Ask about nausea, vomiting and the presence of blood in their stools or emesis. Blood in the gastrointestinal system can be partially digested when it's excreted. If blood is vomited, it can have a dark, coffee ground appearance. If it's present in stool, it may have a dark tarry appearance known as melena. Ask about recent trauma. With female patients, ask about the possibility of pregnancy.

Palpate the abdomen starting at the furthest region from the area of discomfort. Press down slowly but firmly, watching the patient to see if the pain presentation changes. Normal abdomens should be soft and non-tender.

If the patient tightens their abdominal muscles when you palpate, they may be guarding. If the abdomen is rigid, it may suggest blood, digestive juices, or bowel material may be present in the peritoneal cavity. Note any masses that could suggest tumors, obstructed bowel or aneurysms. Monitor the patient's vital signs and watch for signs of shock.

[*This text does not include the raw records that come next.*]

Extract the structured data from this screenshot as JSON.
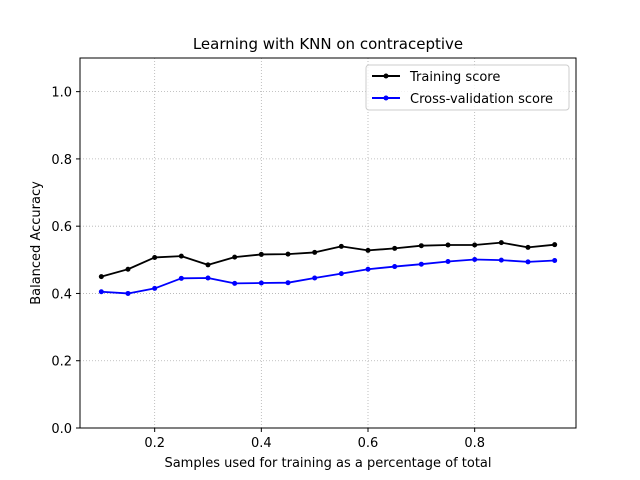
{
  "chart_data": {
    "type": "line",
    "title": "Learning with KNN on contraceptive",
    "xlabel": "Samples used for training as a percentage of total",
    "ylabel": "Balanced Accuracy",
    "xlim": [
      0.06,
      0.99
    ],
    "ylim": [
      0.0,
      1.1
    ],
    "xticks": [
      0.2,
      0.4,
      0.6,
      0.8
    ],
    "xtick_labels": [
      "0.2",
      "0.4",
      "0.6",
      "0.8"
    ],
    "yticks": [
      0.0,
      0.2,
      0.4,
      0.6,
      0.8,
      1.0
    ],
    "ytick_labels": [
      "0.0",
      "0.2",
      "0.4",
      "0.6",
      "0.8",
      "1.0"
    ],
    "grid": true,
    "legend_position": "upper right",
    "x": [
      0.1,
      0.15,
      0.2,
      0.25,
      0.3,
      0.35,
      0.4,
      0.45,
      0.5,
      0.55,
      0.6,
      0.65,
      0.7,
      0.75,
      0.8,
      0.85,
      0.9,
      0.95
    ],
    "series": [
      {
        "name": "Training score",
        "color": "#000000",
        "values": [
          0.45,
          0.472,
          0.507,
          0.511,
          0.485,
          0.508,
          0.516,
          0.517,
          0.522,
          0.54,
          0.528,
          0.534,
          0.542,
          0.544,
          0.544,
          0.551,
          0.537,
          0.545
        ]
      },
      {
        "name": "Cross-validation score",
        "color": "#0000ff",
        "values": [
          0.405,
          0.4,
          0.415,
          0.445,
          0.446,
          0.43,
          0.431,
          0.432,
          0.446,
          0.459,
          0.472,
          0.48,
          0.487,
          0.495,
          0.501,
          0.499,
          0.494,
          0.498
        ]
      }
    ]
  }
}
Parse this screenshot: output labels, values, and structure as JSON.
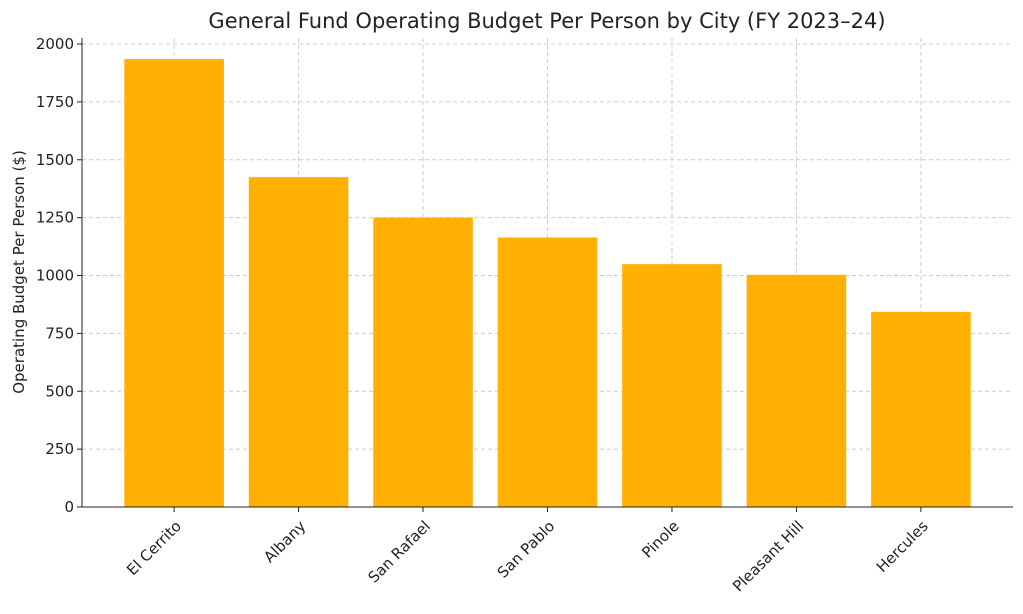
{
  "chart_data": {
    "type": "bar",
    "title": "General Fund Operating Budget Per Person by City (FY 2023–24)",
    "xlabel": "",
    "ylabel": "Operating Budget Per Person ($)",
    "categories": [
      "El Cerrito",
      "Albany",
      "San Rafael",
      "San Pablo",
      "Pinole",
      "Pleasant Hill",
      "Hercules"
    ],
    "values": [
      1935,
      1425,
      1250,
      1164,
      1049,
      1003,
      843
    ],
    "ylim": [
      0,
      2026
    ],
    "yticks": [
      0,
      250,
      500,
      750,
      1000,
      1250,
      1500,
      1750,
      2000
    ],
    "grid": true,
    "bar_color": "#FFB000"
  }
}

Treatment should include oxygen administration as tolerated by the patient. Establish an IV if within your scope of practice. Consider two IVs if the patient presents with hemodynamic instability and transport rapidly. Evaluate for other diseases that can present with abdominal discomfort, such as diabetic ketoacidosis and myocardial infarction. Pain medications, including fentanyl, are allowed in some systems, as is the administration of an antiemetic (Zofran, for example) if the patient presents with nausea.

After dropping Larry off at the hospital, you follow up with the emergency room physician and learn he had an enlarged spleen (splenomegaly) caused by the Epstein-Barr virus, more commonly known as mononucleosis, or "mono." Mono infects the B-lymphocyte, resulting in an inflammation of the spleen. This explained Larry's left upper quadrant abdominal pain and neck discomfort. Larry was kept in the emergency department for observation and was later sent home with orders to rest until the virus ran its course.